Shoreham Port approached us to produce a short training induction video for demonstrating how lorry drivers must operate when visiting their busy port. The difficulty they were having was that their existing paper-based literature was being overlooked, and it wasn’t making the right impact. Additionally, the written instructions were proving to be a challenge for drivers for whom English isn’t their main language, such as hauliers travelling from overseas. They knew that they had to move to video to make their instructions clear and we were quickly commissioned for the project.
The challenge for us was making the instructions clear without relying heavily on on-screen text. Additionally, the main destination for the video was a TV screen in the port’s driver check-in area, so we couldn’t rely on voice-over or verbal instructions either. With a port as busy as Shoreham, playing an audible video regularly throughout the day would be distracting and irritating for their office staff.
Given how big the port is, we very quickly identified that a significant amount of the video would be filmed via drone. This allowed us to follow our demonstration lorry as it manoeuvred the site from a vantage point that wouldn’t have been possible with a traditional camera on the ground – especially when illustrating that the lorry had to follow the port’s fork-lift truck.
Flying a drone on an active port could have posed an issue for some videographers, but because we have the correct permissions from the CAA to operate our drones commercially and are fully insured for aerial work, the port were very happy for us to fly and we were able to meet the strict criteria set out by the port’s safety team.

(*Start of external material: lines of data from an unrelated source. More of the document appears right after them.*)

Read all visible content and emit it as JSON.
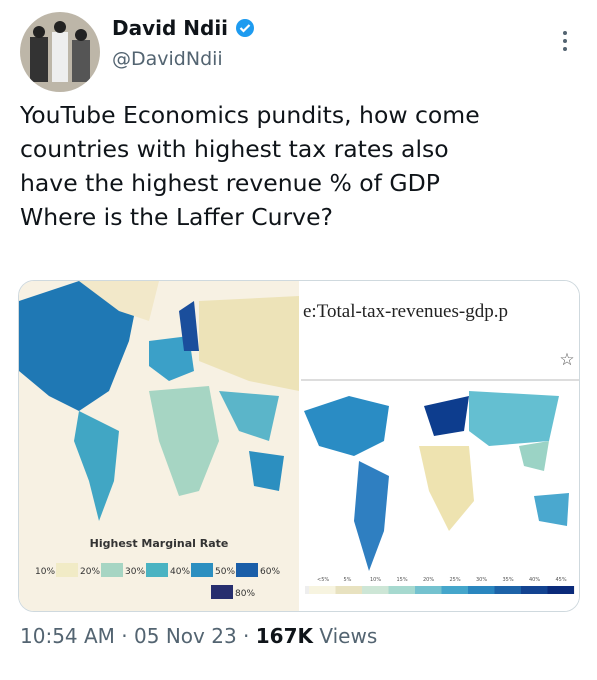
{
  "author": {
    "name": "David Ndii",
    "handle": "@DavidNdii"
  },
  "tweet": {
    "lines": [
      "YouTube Economics pundits, how come",
      "countries with highest tax rates also",
      "have the highest revenue % of GDP",
      "Where is the Laffer Curve?"
    ]
  },
  "images": [
    {
      "legend_title": "Highest Marginal Rate",
      "legend_labels": [
        "10%",
        "20%",
        "30%",
        "40%",
        "50%",
        "60%",
        "80%"
      ]
    },
    {
      "file_title": "e:Total-tax-revenues-gdp.p",
      "scale_labels": [
        "<5%",
        "5%",
        "10%",
        "15%",
        "20%",
        "25%",
        "30%",
        "35%",
        "40%",
        "45%"
      ]
    }
  ],
  "footer": {
    "time": "10:54 AM",
    "separator": "·",
    "date": "05 Nov 23",
    "views_count": "167K",
    "views_label": "Views"
  }
}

When it came to post-production, we were asked by the port to find a way to show the correct way of operating on site alongside the common mistakes that lorry drivers make. To minimise distraction and to guide the viewer’s attention we desaturated the “incorrect” footage and placed large ticks and crosses on screen. These were joined by some key messages displayed on-screen in brief statements. Finally, we added a music track so that the port could share the video with drivers in advance of them visiting their site via a web link. (The version shown in at the port’s offices is muted.)